Testing Spark in local mode

$ switch_local_cdh5
$ spark-shell
    SLF4J: Class path contains multiple SLF4J bindings.
    ...
    2014-04-20 09:48:25,238 INFO  [main] spark.HttpServer (Logging.scala:logInfo(49)) - Starting HTTP Server
    2014-04-20 09:48:25,302 INFO  [main] server.Server (Server.java:doStart(266)) - jetty-7.6.8.v20121106
    2014-04-20 09:48:25,333 INFO  [main] server.AbstractConnector (AbstractConnector.java:doStart(338)) - Started SocketConnector@0.0.0.0:62951
    Welcome to
          ____              __
         / __/__  ___ _____/ /__
        _ / _ / _ `/ __/  '_/
       /___/ .__/_,_/_/ /_/_   version 0.9.0
          /_/

    Using Scala version 2.10.3 (Java HotSpot(TM) 64-Bit Server VM, Java 1.7.0_15)
    Type in expressions to have them evaluated.
    Type :help for more information.
    ...
    Created spark context..
    Spark context available as sc.

    scala>

And we’re in!!

Testing Spark in pseudo-distributed mode

Now as a final test we check if spark will work on our pseudo distributed Hadoop config

$ switch_pseudo_cdh5
$ start-dfs.sh
$ start-yarn.sh
$ hadoop fs -mkdir /sourcedata
$ hadoop fs -put somelocal-textfile.txt /sourcedata/sometext.txt
$ spark-shell
    scala> val file = sc.textFile("/sourcedata/sometext.txt")
           file.take(5)

           res1: Array[String] = Array("First", "five lines", "of", "the", "textfile" )

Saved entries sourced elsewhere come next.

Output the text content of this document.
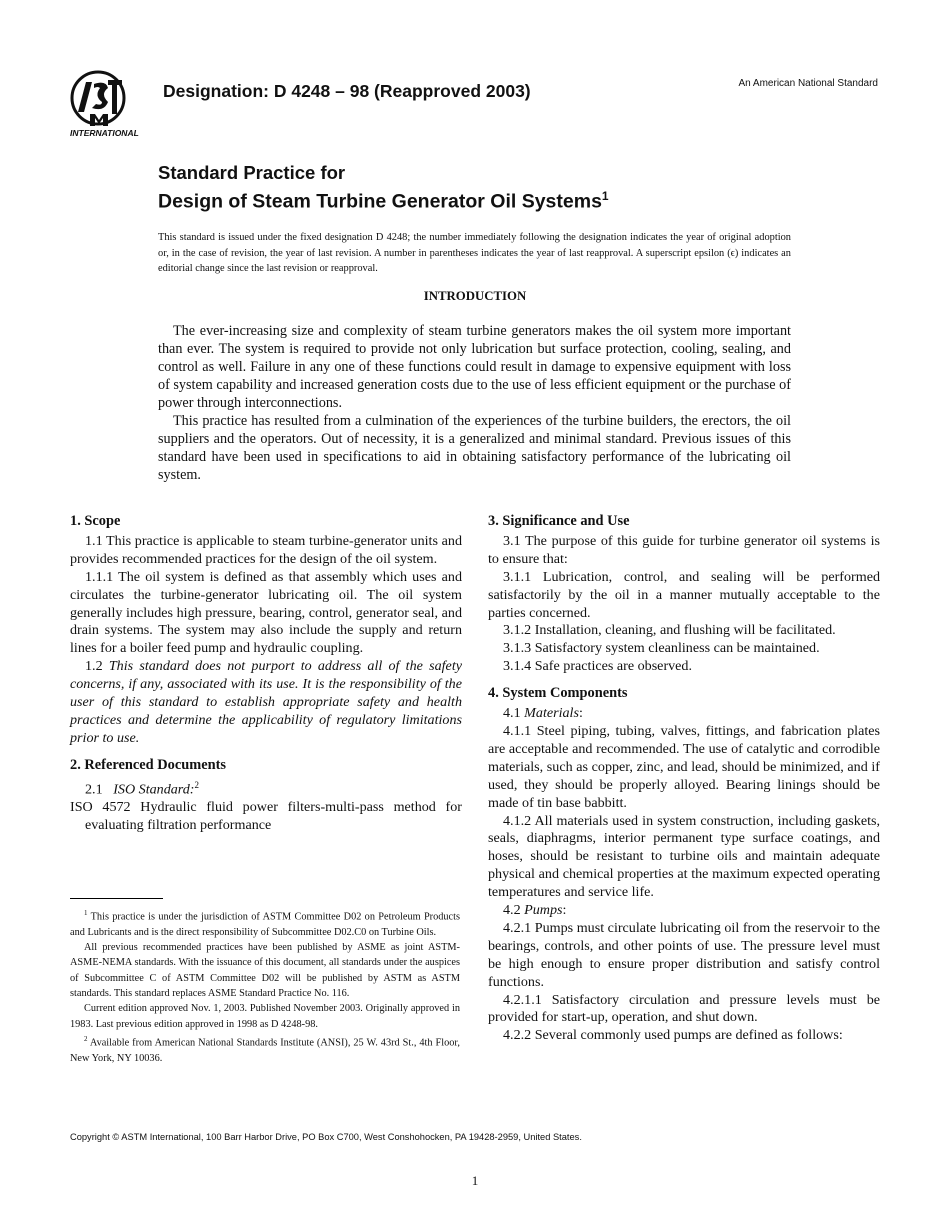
INTERNATIONAL
Designation: D 4248 – 98 (Reapproved 2003)	An American National Standard
Standard Practice for
Design of Steam Turbine Generator Oil Systems$^1$
This standard is issued under the fixed designation D 4248; the number immediately following the designation indicates the year of original adoption or, in the case of revision, the year of last revision. A number in parentheses indicates the year of last reapproval. A superscript epsilon (ϵ) indicates an editorial change since the last revision or reapproval.
INTRODUCTION

The ever-increasing size and complexity of steam turbine generators makes the oil system more important than ever. The system is required to provide not only lubrication but surface protection, cooling, sealing, and control as well. Failure in any one of these functions could result in damage to expensive equipment with loss of system capability and increased generation costs due to the use of less efficient equipment or the purchase of power through interconnections.

This practice has resulted from a culmination of the experiences of the turbine builders, the erectors, the oil suppliers and the operators. Out of necessity, it is a generalized and minimal standard. Previous issues of this standard have been used in specifications to aid in obtaining satisfactory performance of the lubricating oil system.

1. Scope

1.1 This practice is applicable to steam turbine-generator units and provides recommended practices for the design of the oil system.

1.1.1 The oil system is defined as that assembly which uses and circulates the turbine-generator lubricating oil. The oil system generally includes high pressure, bearing, control, generator seal, and drain systems. The system may also include the supply and return lines for a boiler feed pump and hydraulic coupling.

1.2 This standard does not purport to address all of the safety concerns, if any, associated with its use. It is the responsibility of the user of this standard to establish appropriate safety and health practices and determine the applicability of regulatory limitations prior to use.

2. Referenced Documents

2.1 ISO Standard:$^2$

ISO 4572 Hydraulic fluid power filters-multi-pass method for evaluating filtration performance

3. Significance and Use

3.1 The purpose of this guide for turbine generator oil systems is to ensure that:

3.1.1 Lubrication, control, and sealing will be performed satisfactorily by the oil in a manner mutually acceptable to the parties concerned.

3.1.2 Installation, cleaning, and flushing will be facilitated.

3.1.3 Satisfactory system cleanliness can be maintained.

3.1.4 Safe practices are observed.

4. System Components

4.1 Materials:

4.1.1 Steel piping, tubing, valves, fittings, and fabrication plates are acceptable and recommended. The use of catalytic and corrodible materials, such as copper, zinc, and lead, should be minimized, and if used, they should be properly alloyed. Bearing linings should be made of tin base babbitt.

4.1.2 All materials used in system construction, including gaskets, seals, diaphragms, interior permanent type surface coatings, and hoses, should be resistant to turbine oils and maintain adequate physical and chemical properties at the maximum expected operating temperatures and service life.

4.2 Pumps:

4.2.1 Pumps must circulate lubricating oil from the reservoir to the bearings, controls, and other points of use. The pressure level must be high enough to ensure proper distribution and satisfy control functions.

4.2.1.1 Satisfactory circulation and pressure levels must be provided for start-up, operation, and shut down.

4.2.2 Several commonly used pumps are defined as follows:

$^1$ This practice is under the jurisdiction of ASTM Committee D02 on Petroleum Products and Lubricants and is the direct responsibility of Subcommittee D02.C0 on Turbine Oils.

All previous recommended practices have been published by ASME as joint ASTM-ASME-NEMA standards. With the issuance of this document, all standards under the auspices of Subcommittee C of ASTM Committee D02 will be published by ASTM as ASTM standards. This standard replaces ASME Standard Practice No. 116.

Current edition approved Nov. 1, 2003. Published November 2003. Originally approved in 1983. Last previous edition approved in 1998 as D 4248-98.

$^2$ Available from American National Standards Institute (ANSI), 25 W. 43rd St., 4th Floor, New York, NY 10036.

Copyright © ASTM International, 100 Barr Harbor Drive, PO Box C700, West Conshohocken, PA 19428-2959, United States.
1
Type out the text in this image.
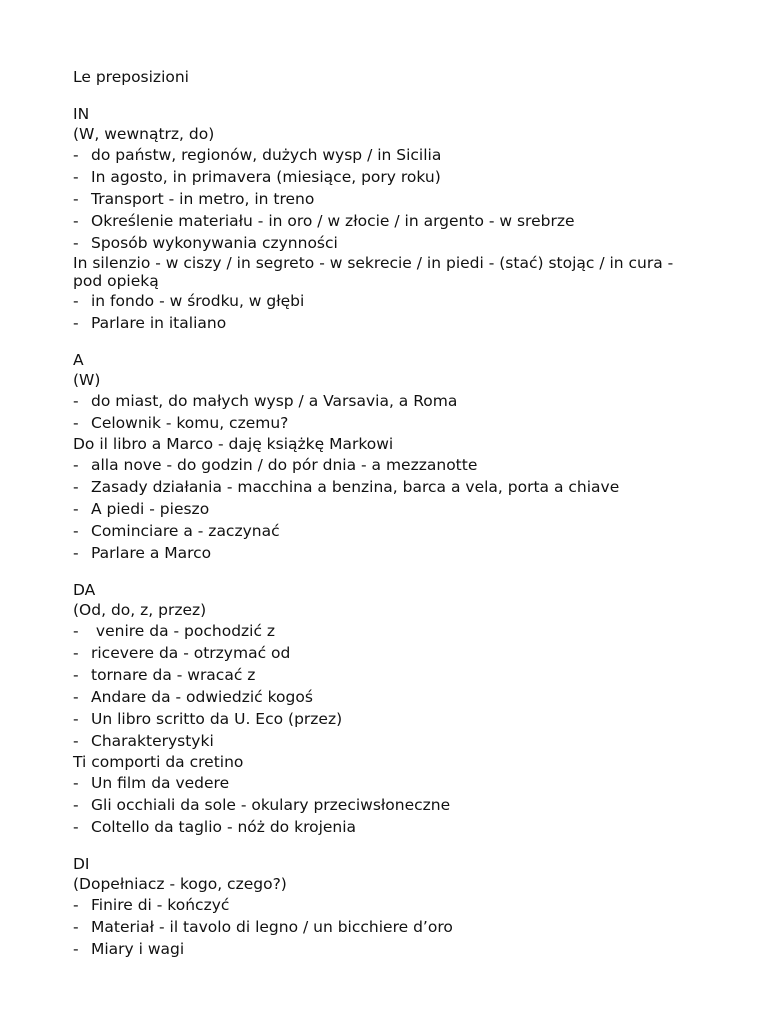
Le preposizioni
IN
(W, wewnątrz, do)
- do państw, regionów, dużych wysp / in Sicilia
- In agosto, in primavera (miesiące, pory roku)
- Transport - in metro, in treno
- Określenie materiału - in oro / w złocie / in argento - w srebrze
- Sposób wykonywania czynności
In silenzio - w ciszy / in segreto - w sekrecie / in piedi - (stać) stojąc / in cura - pod opieką
- in fondo - w środku, w głębi
- Parlare in italiano
A
(W)
- do miast, do małych wysp / a Varsavia, a Roma
- Celownik - komu, czemu?
Do il libro a Marco - daję książkę Markowi
- alla nove - do godzin / do pór dnia - a mezzanotte
- Zasady działania - macchina a benzina, barca a vela, porta a chiave
- A piedi - pieszo
- Cominciare a - zaczynać
- Parlare a Marco
DA
(Od, do, z, przez)
- venire da - pochodzić z
- ricevere da - otrzymać od
- tornare da - wracać z
- Andare da - odwiedzić kogoś
- Un libro scritto da U. Eco (przez)
- Charakterystyki
Ti comporti da cretino
- Un film da vedere
- Gli occhiali da sole - okulary przeciwsłoneczne
- Coltello da taglio - nóż do krojenia
DI
(Dopełniacz - kogo, czego?)
- Finire di - kończyć
- Materiał - il tavolo di legno / un bicchiere d’oro
- Miary i wagi
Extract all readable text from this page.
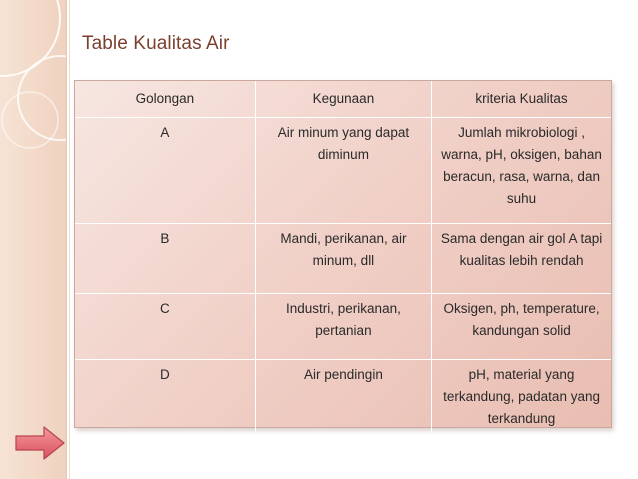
Table Kualitas Air
Golongan	Kegunaan	kriteria Kualitas
A	Air minum yang dapat diminum	Jumlah mikrobiologi , warna, pH, oksigen, bahan beracun, rasa, warna, dan suhu
B	Mandi, perikanan, air minum, dll	Sama dengan air gol A tapi kualitas lebih rendah
C	Industri, perikanan, pertanian	Oksigen, ph, temperature, kandungan solid
D	Air pendingin	pH, material yang terkandung, padatan yang terkandung
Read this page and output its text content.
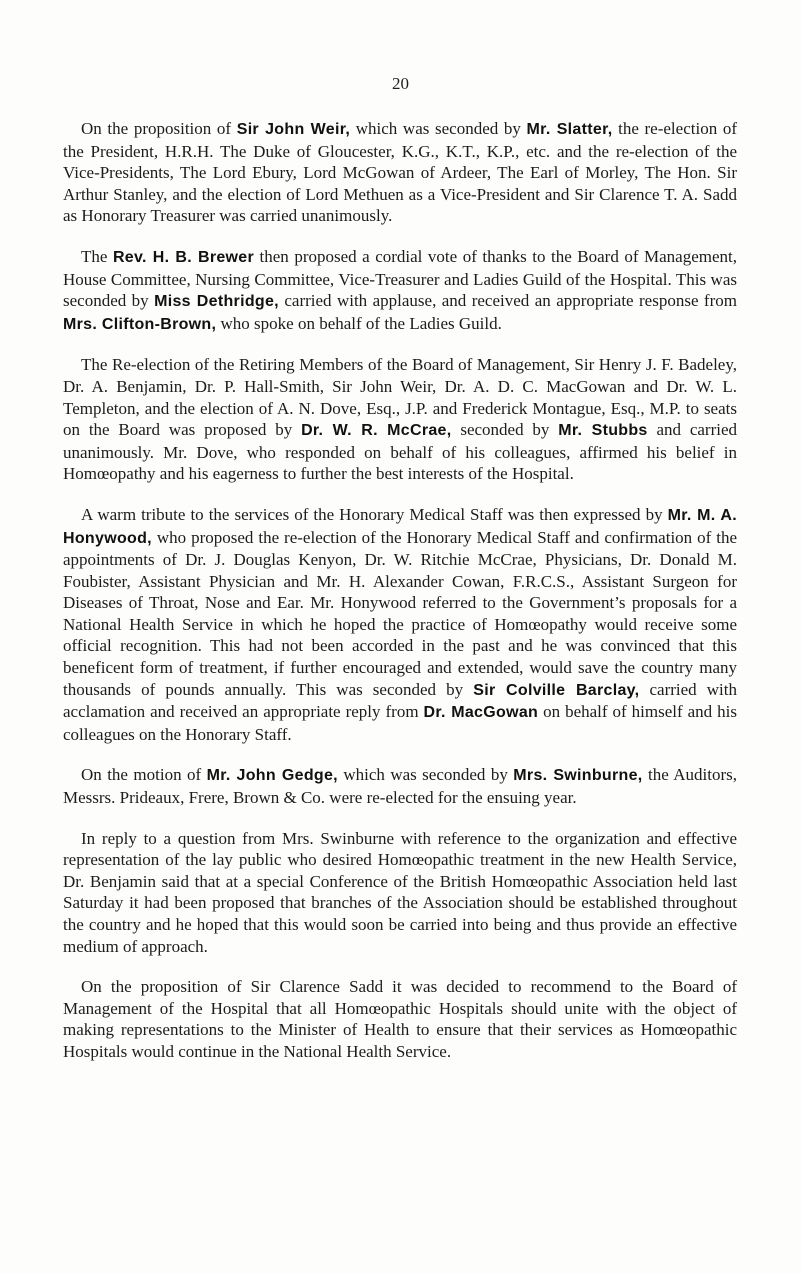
20

On the proposition of Sir John Weir, which was seconded by Mr. Slatter, the re-election of the President, H.R.H. The Duke of Gloucester, K.G., K.T., K.P., etc. and the re-election of the Vice-Presidents, The Lord Ebury, Lord McGowan of Ardeer, The Earl of Morley, The Hon. Sir Arthur Stanley, and the election of Lord Methuen as a Vice-President and Sir Clarence T. A. Sadd as Honorary Treasurer was carried unanimously.

The Rev. H. B. Brewer then proposed a cordial vote of thanks to the Board of Management, House Committee, Nursing Committee, Vice-Treasurer and Ladies Guild of the Hospital. This was seconded by Miss Dethridge, carried with applause, and received an appropriate response from Mrs. Clifton-Brown, who spoke on behalf of the Ladies Guild.

The Re-election of the Retiring Members of the Board of Management, Sir Henry J. F. Badeley, Dr. A. Benjamin, Dr. P. Hall-Smith, Sir John Weir, Dr. A. D. C. MacGowan and Dr. W. L. Templeton, and the election of A. N. Dove, Esq., J.P. and Frederick Montague, Esq., M.P. to seats on the Board was proposed by Dr. W. R. McCrae, seconded by Mr. Stubbs and carried unanimously. Mr. Dove, who responded on behalf of his colleagues, affirmed his belief in Homœopathy and his eagerness to further the best interests of the Hospital.

A warm tribute to the services of the Honorary Medical Staff was then expressed by Mr. M. A. Honywood, who proposed the re-election of the Honorary Medical Staff and confirmation of the appointments of Dr. J. Douglas Kenyon, Dr. W. Ritchie McCrae, Physicians, Dr. Donald M. Foubister, Assistant Physician and Mr. H. Alexander Cowan, F.R.C.S., Assistant Surgeon for Diseases of Throat, Nose and Ear. Mr. Honywood referred to the Government’s proposals for a National Health Service in which he hoped the practice of Homœopathy would receive some official recognition. This had not been accorded in the past and he was convinced that this beneficent form of treatment, if further encouraged and extended, would save the country many thousands of pounds annually. This was seconded by Sir Colville Barclay, carried with acclamation and received an appropriate reply from Dr. MacGowan on behalf of himself and his colleagues on the Honorary Staff.

On the motion of Mr. John Gedge, which was seconded by Mrs. Swinburne, the Auditors, Messrs. Prideaux, Frere, Brown & Co. were re-elected for the ensuing year.

In reply to a question from Mrs. Swinburne with reference to the organization and effective representation of the lay public who desired Homœopathic treatment in the new Health Service, Dr. Benjamin said that at a special Conference of the British Homœopathic Association held last Saturday it had been proposed that branches of the Association should be established throughout the country and he hoped that this would soon be carried into being and thus provide an effective medium of approach.

On the proposition of Sir Clarence Sadd it was decided to recommend to the Board of Management of the Hospital that all Homœopathic Hospitals should unite with the object of making representations to the Minister of Health to ensure that their services as Homœopathic Hospitals would continue in the National Health Service.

The current version of the ansible scripts are set to install the CDH version 5.0.2 packages. When a new version becomes available this version is easily changed by updating the vars/common.yml Yaml file.

If you have created ansible files to add other packages I welcome you to send me a pull request.